マッタラ公爵側の男は、彼女に近づき……彼女と鎖を繋いでいる手枷を外した。
「……え」
「そいつに付いていけ。旦那が待っているそうだ」
おばさんは面と喰らった様子だったが、状況を飲み込むと、あたしの元へ駆け寄った。
「あ、ありがとう、ありがとう」
「後の連中は付いて来い。逃げようなんて思うなよ」
男はそのまま奴隷の鎖を持ち、奴隷たちをマッタラ公爵領へと連れていく。
「……その、他の人たちは、どうなるんだ?」
「奴隷狩りに狩られた人間は、当然奴隷として使うに決まっているだろう。……貴様、カインに気に入られるとは相応の使い手なのだろうな」
「……手合わせをしたいのか?」
ミグおばさんを連れている手前、挑発は不味いって!!でも、でも……こうして無残な様を見せられると心が動くんだよ!

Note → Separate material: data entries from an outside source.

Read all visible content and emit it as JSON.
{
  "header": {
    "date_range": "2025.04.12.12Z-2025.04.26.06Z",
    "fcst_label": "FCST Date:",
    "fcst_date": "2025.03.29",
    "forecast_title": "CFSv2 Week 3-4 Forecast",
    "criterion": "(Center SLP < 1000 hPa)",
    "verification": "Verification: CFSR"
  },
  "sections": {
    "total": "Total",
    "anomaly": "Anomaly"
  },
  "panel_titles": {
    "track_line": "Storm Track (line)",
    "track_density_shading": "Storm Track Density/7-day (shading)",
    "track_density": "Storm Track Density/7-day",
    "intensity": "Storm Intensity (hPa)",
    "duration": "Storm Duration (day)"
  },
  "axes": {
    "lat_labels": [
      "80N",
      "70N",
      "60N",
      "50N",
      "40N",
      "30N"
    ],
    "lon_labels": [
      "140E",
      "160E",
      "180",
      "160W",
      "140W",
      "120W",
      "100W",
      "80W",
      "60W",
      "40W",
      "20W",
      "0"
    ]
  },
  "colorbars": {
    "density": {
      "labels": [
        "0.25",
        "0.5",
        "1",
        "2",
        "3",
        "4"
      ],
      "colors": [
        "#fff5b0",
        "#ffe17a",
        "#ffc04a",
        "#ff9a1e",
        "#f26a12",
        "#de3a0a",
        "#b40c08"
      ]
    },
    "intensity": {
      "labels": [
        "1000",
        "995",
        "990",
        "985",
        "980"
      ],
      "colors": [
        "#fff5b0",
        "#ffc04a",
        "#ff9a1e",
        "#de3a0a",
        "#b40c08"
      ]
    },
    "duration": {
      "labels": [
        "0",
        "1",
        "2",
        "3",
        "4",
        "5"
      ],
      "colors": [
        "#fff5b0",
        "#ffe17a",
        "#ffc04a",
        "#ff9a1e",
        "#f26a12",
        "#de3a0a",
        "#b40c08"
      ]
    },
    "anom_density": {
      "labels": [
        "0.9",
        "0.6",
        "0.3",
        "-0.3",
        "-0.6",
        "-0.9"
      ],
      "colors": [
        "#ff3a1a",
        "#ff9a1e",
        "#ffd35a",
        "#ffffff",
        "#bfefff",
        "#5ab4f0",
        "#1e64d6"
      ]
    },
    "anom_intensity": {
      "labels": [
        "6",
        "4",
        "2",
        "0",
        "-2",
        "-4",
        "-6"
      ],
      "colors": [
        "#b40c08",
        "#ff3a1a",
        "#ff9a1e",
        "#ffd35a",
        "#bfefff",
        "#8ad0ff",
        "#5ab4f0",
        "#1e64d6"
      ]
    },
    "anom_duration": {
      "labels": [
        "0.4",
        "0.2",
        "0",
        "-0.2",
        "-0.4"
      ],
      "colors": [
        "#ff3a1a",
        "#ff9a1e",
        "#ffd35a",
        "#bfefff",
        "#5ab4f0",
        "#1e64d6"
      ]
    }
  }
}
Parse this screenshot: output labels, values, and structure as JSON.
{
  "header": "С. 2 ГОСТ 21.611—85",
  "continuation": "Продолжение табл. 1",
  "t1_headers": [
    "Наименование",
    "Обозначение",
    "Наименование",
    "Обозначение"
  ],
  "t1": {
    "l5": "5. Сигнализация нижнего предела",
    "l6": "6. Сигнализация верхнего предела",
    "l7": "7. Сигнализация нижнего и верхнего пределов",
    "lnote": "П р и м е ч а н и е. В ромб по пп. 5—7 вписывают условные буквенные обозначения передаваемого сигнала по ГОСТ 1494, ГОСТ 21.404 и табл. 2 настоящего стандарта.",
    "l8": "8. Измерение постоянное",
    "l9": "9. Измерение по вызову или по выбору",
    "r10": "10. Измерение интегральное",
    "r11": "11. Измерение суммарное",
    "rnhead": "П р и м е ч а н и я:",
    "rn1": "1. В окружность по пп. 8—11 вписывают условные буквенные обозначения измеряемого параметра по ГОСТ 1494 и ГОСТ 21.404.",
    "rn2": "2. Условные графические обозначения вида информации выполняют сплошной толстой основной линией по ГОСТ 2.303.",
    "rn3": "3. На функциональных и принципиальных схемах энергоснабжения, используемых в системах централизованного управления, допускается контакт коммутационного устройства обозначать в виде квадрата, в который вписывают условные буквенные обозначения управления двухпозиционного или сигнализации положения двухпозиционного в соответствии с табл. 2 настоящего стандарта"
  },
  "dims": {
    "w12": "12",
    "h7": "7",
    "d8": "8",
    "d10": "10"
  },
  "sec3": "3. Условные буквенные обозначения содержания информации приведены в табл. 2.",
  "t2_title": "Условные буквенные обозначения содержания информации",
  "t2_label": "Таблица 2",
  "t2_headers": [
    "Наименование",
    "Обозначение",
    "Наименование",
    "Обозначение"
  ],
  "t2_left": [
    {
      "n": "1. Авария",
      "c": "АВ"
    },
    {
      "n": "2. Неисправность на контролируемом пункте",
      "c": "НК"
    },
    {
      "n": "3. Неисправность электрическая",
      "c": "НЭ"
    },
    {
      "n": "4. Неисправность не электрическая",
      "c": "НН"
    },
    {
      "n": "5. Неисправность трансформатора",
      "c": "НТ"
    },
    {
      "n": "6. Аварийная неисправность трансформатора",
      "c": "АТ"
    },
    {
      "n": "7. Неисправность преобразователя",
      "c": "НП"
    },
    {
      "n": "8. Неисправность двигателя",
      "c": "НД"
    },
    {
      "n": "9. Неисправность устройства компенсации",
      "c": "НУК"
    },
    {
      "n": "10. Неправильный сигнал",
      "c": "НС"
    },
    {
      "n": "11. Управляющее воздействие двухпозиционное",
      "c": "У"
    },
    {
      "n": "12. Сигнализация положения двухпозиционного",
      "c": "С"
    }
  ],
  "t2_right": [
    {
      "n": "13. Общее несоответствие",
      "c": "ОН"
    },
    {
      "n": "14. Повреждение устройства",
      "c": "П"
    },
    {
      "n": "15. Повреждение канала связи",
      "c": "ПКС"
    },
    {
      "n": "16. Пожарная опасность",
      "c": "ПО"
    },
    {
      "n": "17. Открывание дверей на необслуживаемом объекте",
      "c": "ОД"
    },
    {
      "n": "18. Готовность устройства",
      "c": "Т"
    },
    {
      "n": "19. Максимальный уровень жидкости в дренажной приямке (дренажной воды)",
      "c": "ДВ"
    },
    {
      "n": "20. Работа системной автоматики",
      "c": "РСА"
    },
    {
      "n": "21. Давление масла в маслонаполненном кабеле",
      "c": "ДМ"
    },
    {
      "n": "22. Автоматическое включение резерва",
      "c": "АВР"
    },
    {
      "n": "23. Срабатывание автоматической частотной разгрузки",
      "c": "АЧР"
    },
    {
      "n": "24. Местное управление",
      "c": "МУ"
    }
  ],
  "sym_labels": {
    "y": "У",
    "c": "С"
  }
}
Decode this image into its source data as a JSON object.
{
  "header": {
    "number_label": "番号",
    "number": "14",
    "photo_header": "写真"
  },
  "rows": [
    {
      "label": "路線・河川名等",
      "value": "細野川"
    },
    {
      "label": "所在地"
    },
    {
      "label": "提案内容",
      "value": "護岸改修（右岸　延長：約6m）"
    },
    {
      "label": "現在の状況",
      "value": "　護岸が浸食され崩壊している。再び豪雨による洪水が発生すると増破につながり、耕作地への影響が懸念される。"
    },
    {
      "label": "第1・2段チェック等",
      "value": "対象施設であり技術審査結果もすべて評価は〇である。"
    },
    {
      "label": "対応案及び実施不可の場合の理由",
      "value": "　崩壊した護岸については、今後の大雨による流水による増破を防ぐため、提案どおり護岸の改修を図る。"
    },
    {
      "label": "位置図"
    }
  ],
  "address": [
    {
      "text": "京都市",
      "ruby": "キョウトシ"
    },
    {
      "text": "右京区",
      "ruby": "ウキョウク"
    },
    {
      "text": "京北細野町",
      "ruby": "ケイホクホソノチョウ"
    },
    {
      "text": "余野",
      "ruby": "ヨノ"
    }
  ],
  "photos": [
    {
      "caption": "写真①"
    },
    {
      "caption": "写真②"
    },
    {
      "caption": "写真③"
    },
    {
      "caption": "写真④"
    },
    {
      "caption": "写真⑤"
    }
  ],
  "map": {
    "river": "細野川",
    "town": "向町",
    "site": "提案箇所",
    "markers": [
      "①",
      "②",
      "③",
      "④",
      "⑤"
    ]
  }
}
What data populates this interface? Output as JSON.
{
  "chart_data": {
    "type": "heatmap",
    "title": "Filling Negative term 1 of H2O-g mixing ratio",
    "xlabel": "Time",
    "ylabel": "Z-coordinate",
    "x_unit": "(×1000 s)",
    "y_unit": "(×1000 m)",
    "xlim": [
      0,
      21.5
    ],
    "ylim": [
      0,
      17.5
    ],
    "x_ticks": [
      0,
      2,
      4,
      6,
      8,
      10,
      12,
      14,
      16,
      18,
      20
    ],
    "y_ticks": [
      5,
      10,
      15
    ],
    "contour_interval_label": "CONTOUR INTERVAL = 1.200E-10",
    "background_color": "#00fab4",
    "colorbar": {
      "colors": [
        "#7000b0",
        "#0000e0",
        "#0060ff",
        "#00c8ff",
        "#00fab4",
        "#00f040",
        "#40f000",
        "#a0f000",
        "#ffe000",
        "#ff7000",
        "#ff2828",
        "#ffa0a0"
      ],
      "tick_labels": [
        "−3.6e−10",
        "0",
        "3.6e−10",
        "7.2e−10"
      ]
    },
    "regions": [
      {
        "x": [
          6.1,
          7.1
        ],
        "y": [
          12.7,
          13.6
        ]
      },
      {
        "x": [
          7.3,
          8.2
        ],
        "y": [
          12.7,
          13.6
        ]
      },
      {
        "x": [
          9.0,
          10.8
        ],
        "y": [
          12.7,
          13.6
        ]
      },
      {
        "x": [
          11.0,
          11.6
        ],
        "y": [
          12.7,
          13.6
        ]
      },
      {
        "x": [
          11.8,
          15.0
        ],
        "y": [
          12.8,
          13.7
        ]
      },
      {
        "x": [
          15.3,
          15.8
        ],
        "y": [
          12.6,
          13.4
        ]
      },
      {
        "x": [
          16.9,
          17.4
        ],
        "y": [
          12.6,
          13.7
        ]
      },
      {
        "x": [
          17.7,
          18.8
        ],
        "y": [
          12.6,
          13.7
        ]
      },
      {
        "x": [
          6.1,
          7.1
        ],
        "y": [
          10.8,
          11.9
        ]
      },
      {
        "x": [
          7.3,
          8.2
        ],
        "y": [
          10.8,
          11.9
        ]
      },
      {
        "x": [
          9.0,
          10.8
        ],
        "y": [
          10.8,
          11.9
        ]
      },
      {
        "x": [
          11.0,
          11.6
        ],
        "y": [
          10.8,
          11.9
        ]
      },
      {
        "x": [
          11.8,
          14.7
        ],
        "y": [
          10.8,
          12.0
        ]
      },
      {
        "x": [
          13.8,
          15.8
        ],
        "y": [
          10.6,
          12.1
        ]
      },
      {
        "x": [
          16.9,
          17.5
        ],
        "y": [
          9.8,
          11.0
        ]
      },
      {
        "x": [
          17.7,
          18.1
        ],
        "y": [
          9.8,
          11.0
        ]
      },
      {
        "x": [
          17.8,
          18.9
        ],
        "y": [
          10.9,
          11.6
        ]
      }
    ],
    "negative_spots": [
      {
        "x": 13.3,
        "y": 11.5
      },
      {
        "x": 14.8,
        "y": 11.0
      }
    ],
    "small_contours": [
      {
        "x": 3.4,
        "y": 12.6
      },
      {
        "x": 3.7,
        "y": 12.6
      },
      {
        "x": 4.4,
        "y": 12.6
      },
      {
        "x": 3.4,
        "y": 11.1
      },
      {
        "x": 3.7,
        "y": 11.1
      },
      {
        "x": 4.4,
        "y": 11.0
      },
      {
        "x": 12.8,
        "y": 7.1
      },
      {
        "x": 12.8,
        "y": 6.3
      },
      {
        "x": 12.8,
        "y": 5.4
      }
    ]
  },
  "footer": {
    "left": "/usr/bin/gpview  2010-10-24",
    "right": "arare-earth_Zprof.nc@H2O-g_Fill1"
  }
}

「今はお互い止めた方がよかろう。いずれ機会が巡ってくるかもしれん、その時が楽しみだな、『白刃の煌めき』のフィス」
「さあ、行くぞッ」
無情にも引かれる鎖。二人の男は奴隷を引き連れ、来た道を引き返していく。
「……」
結局あたしに出来たのは、ミグおばさん一人を助け出すだけだった。
「行こう、おばさん」
そのまま彼女を連れ、あたしはゆっくりと帰路につく。